Bizi Cehennem'in türlü türlü yangınlarından ve kabrin çeşit çeşit azaplarından muhafaza buyur;
özü ve sözüyle sadâkate kilitlenmiş Ebrâr kullarınla ve kurbetine mazhar kıldığın Mukarrebîn'le beraber bizi de Cennet'e dâhil eyle;
Nebiyy-i Ekrem'in rü'yetiyle gönüllerimizi nura ve sürura kavuştur;
ulvî hakikatleri, oldukları gibi görüp idrak edebilememiz için gözlerimizdeki perdeleri kaldır.
Ey talihsizlerin sığınağı, ey âcizlerin güç kaynağı!
Zâtına has korumanla şu hıfzına muhtaç kullarını muhafaza et; riâyet-i hâssâ'nla bizi gözet!
Şüphesiz Sen, kendisinden istekte bulunulacak yegâne Zât, her konuda yardımı ümit edilecek ve dergahına koşulacak biricik mercî'sin. Senden diliyor ve istirham ediyoruz;
dünya ve ahiretin imtihanları karşısında imdadımıza yetiş.
Şu rahmetine bel bağlayan kullarına merhametinle muamele edeceğin konusunda,
Sen'in hakkında beslediğimiz hüsn-ü zanlarımızda bizi yanıltma; zira Sen gerçek ilahımız ve (şeksiz şüphesiz, ayânlardan ayan) tek sığınağımızsın.
Duamızın nihayetinde bir defa daha Efendiler Efendisi'ne,
O'nun vefalı ev halkına, sâdık yol arkadaşlarına salât ü selam ediyor ve bu muzdar kullarının dualarını kabul buyurmanı dileniyoruz.
Vücûdu bütün varlığın dayanağı, kudreti her şeyin güç kaynağı,
iradesi eşya ve hadiselerin üzerinde akıp gittiği biricik yörünge, marifeti de canlarımızın canı olan Rabbimiz'e hamd ü senâ,
O'nun Yaver-i Ekremi Efendiler Efendisi'ne,
ruhanîler kadar saf ve duru ailesine,
yıldızlar misali seçkin ashabına salât ü selam ediyor,
her zaman dönüp dolaşıp geldiğimiz yegâne kapının önünde bir kez daha diz çöküp yalvarıyoruz:
Ey sürçüp düşenleri bağışlayarak tökezleyenlere yeniden doğrulma fırsatları veren yüce Rabbimiz!

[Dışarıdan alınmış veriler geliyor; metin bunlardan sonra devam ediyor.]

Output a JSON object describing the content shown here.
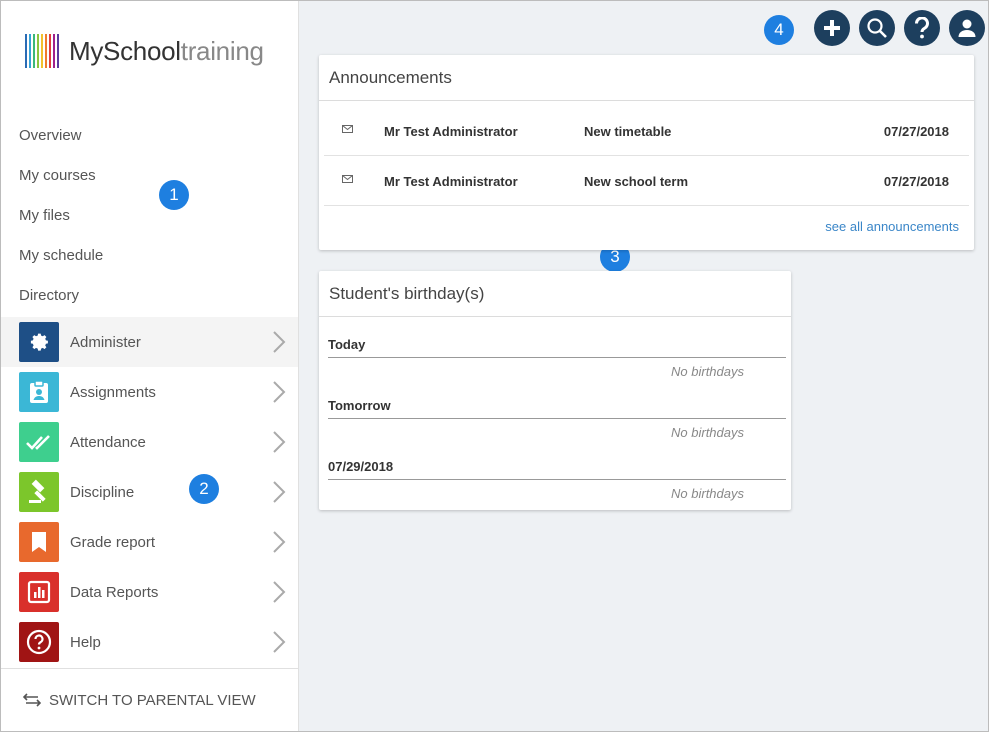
{
  "logo": {
    "name_bold": "MySchool",
    "name_light": "training"
  },
  "nav": {
    "links": [
      "Overview",
      "My courses",
      "My files",
      "My schedule",
      "Directory"
    ],
    "modules": [
      {
        "label": "Administer",
        "icon": "gear-icon",
        "color": "#1e4f86"
      },
      {
        "label": "Assignments",
        "icon": "assignment-icon",
        "color": "#3bb7d6"
      },
      {
        "label": "Attendance",
        "icon": "double-check-icon",
        "color": "#3ecf8e"
      },
      {
        "label": "Discipline",
        "icon": "gavel-icon",
        "color": "#7cc62b"
      },
      {
        "label": "Grade report",
        "icon": "bookmark-icon",
        "color": "#e8692d"
      },
      {
        "label": "Data Reports",
        "icon": "bar-chart-icon",
        "color": "#d9302b"
      },
      {
        "label": "Help",
        "icon": "help-circle-icon",
        "color": "#a01414"
      }
    ],
    "switch_label": "SWITCH TO PARENTAL VIEW"
  },
  "badges": [
    "1",
    "2",
    "3",
    "4"
  ],
  "announcements": {
    "title": "Announcements",
    "rows": [
      {
        "from": "Mr Test Administrator",
        "subject": "New timetable",
        "date": "07/27/2018"
      },
      {
        "from": "Mr Test Administrator",
        "subject": "New school term",
        "date": "07/27/2018"
      }
    ],
    "see_all": "see all announcements"
  },
  "birthdays": {
    "title": "Student's birthday(s)",
    "sections": [
      {
        "heading": "Today",
        "message": "No birthdays"
      },
      {
        "heading": "Tomorrow",
        "message": "No birthdays"
      },
      {
        "heading": "07/29/2018",
        "message": "No birthdays"
      }
    ]
  },
  "colors": {
    "accent": "#1e7fe0",
    "topbar_icon": "#1d3f5e",
    "link": "#3a86c8"
  }
}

Sadece Sen'den yardım diliyor ve yalnızca Sen'den medet bekliyoruz; bize yardım et ve "imdat" çağrımıza icabet buyur.
Uyku gibi beşeri ihtiyaçlardan münezzeh bulunan Zât'ına has riayetinle bizi koru.
Hepimizi en doğru yol olan Din-i Mübin üzere yaşamaya ve her hayırlı işimizde en isabetli şekilde davranmaya muvavvaf eyle.
Ey kendisine el açılıp istekte bulunulanların en cömerdi ve ey isteyenleri boş çevirmeyenlerin en hayırlısı!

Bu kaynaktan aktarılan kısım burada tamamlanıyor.